Watching the current series of The Apprentice and The Apprentice: Martha Stewart, I got nostalgic about how the whole thing started, and filled my Netflix queue with the season one DVD set for The Apprentice. My, how things have changed — and how they've stayed the same.
First thing: for some unknown reason, the theme song of The Apprentice, "For the Love of Money" by the O'Jays, has been replaced by a horrible, horrible bland techno-pop song that I not only cannot identify by title, but I have no idea who sings it. Or performs it. Whatever you want to call it, it's just horrible.
Ah, season one. Who can forget Sam Solovey? And the great Omarosa concussion fake-out. The used car salesman charm of Troy McClain (and, I suppose, Nick Warnock). Harvard MBA Kwame Jackson. The blink-and-he's gone first person fired, Dr. David Gould. Heidi Bresler, Omarosa's nemesis. And the rest (you can look at the cast list here, with links to their web sites).
When you watch the first few episodes of the series, you'll see how it was the women, not the men (including the eventual winner, Bill Rancic) who were kicking ass each week. The men were just battered for the first four or five episodes.
It's interesting to watch the performance of Bill Rancic. Frankly, he just didn't stand out much as a leader throughout most of the show, and only had a few wins as project manager. Yet somehow he managed to beat out Kwame who, in my opinion, was the better choice.
But on to this five-disc set. Discs one-four contain four episodes per disc with no extras. Disc five is two-hours worth of extras.
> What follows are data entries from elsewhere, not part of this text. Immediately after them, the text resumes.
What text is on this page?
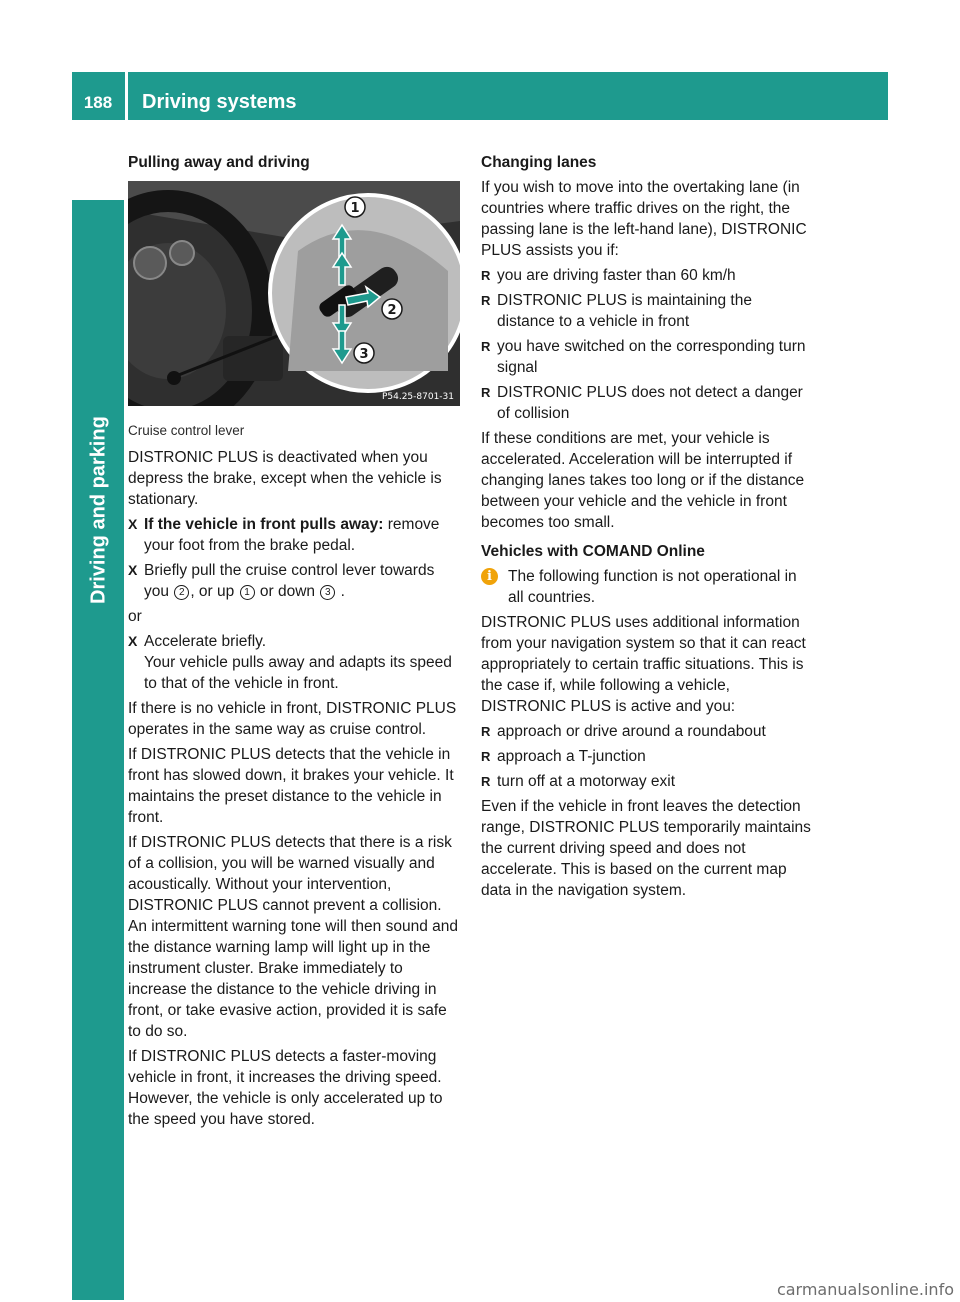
188	Driving systems
Driving and parking
Pulling away and driving
1
2
3
P54.25-8701-31
Cruise control lever

DISTRONIC PLUS is deactivated when you depress the brake, except when the vehicle is stationary.

X If the vehicle in front pulls away: remove your foot from the brake pedal.
X Briefly pull the cruise control lever towards you 2 , or up 1 or down 3 .

or

X Accelerate briefly.
Your vehicle pulls away and adapts its speed to that of the vehicle in front.

If there is no vehicle in front, DISTRONIC PLUS operates in the same way as cruise control.

If DISTRONIC PLUS detects that the vehicle in front has slowed down, it brakes your vehicle. It maintains the preset distance to the vehicle in front.

If DISTRONIC PLUS detects that there is a risk of a collision, you will be warned visually and acoustically. Without your intervention, DISTRONIC PLUS cannot prevent a collision. An intermittent warning tone will then sound and the distance warning lamp will light up in the instrument cluster. Brake immediately to increase the distance to the vehicle driving in front, or take evasive action, provided it is safe to do so.

If DISTRONIC PLUS detects a faster-moving vehicle in front, it increases the driving speed. However, the vehicle is only accelerated up to the speed you have stored.

Changing lanes

If you wish to move into the overtaking lane (in countries where traffic drives on the right, the passing lane is the left-hand lane), DISTRONIC PLUS assists you if:

R you are driving faster than 60 km/h
R DISTRONIC PLUS is maintaining the distance to a vehicle in front
R you have switched on the corresponding turn signal
R DISTRONIC PLUS does not detect a danger of collision

If these conditions are met, your vehicle is accelerated. Acceleration will be interrupted if changing lanes takes too long or if the distance between your vehicle and the vehicle in front becomes too small.

Vehicles with COMAND Online
i	The following function is not operational in all countries.

DISTRONIC PLUS uses additional information from your navigation system so that it can react appropriately to certain traffic situations. This is the case if, while following a vehicle, DISTRONIC PLUS is active and you:

R approach or drive around a roundabout
R approach a T-junction
R turn off at a motorway exit

Even if the vehicle in front leaves the detection range, DISTRONIC PLUS temporarily maintains the current driving speed and does not accelerate. This is based on the current map data in the navigation system.

carmanualsonline.info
I'll get to disc five in a bit.
The Apprentice was created by the creator of Survivor, Mark Burnett. The concept: 16 "job applicants" endure a 13-week "job interview" in order to win a job with Donald Trump, as president of one of Trump's businesses with a six-figure income (but only for one year, which isn't really made apparent) and the chance to be Trump's apprentice and, presumably, one day become a billionaire.
Reality show casting brings us the usual mix of contestants, with enough type "A" personalities to ensure plenty of wacky personality conflicts.
Along with Trump are two of his executives: Carolyn Kepcher and George Ross, who will be keeping an eye on the teams.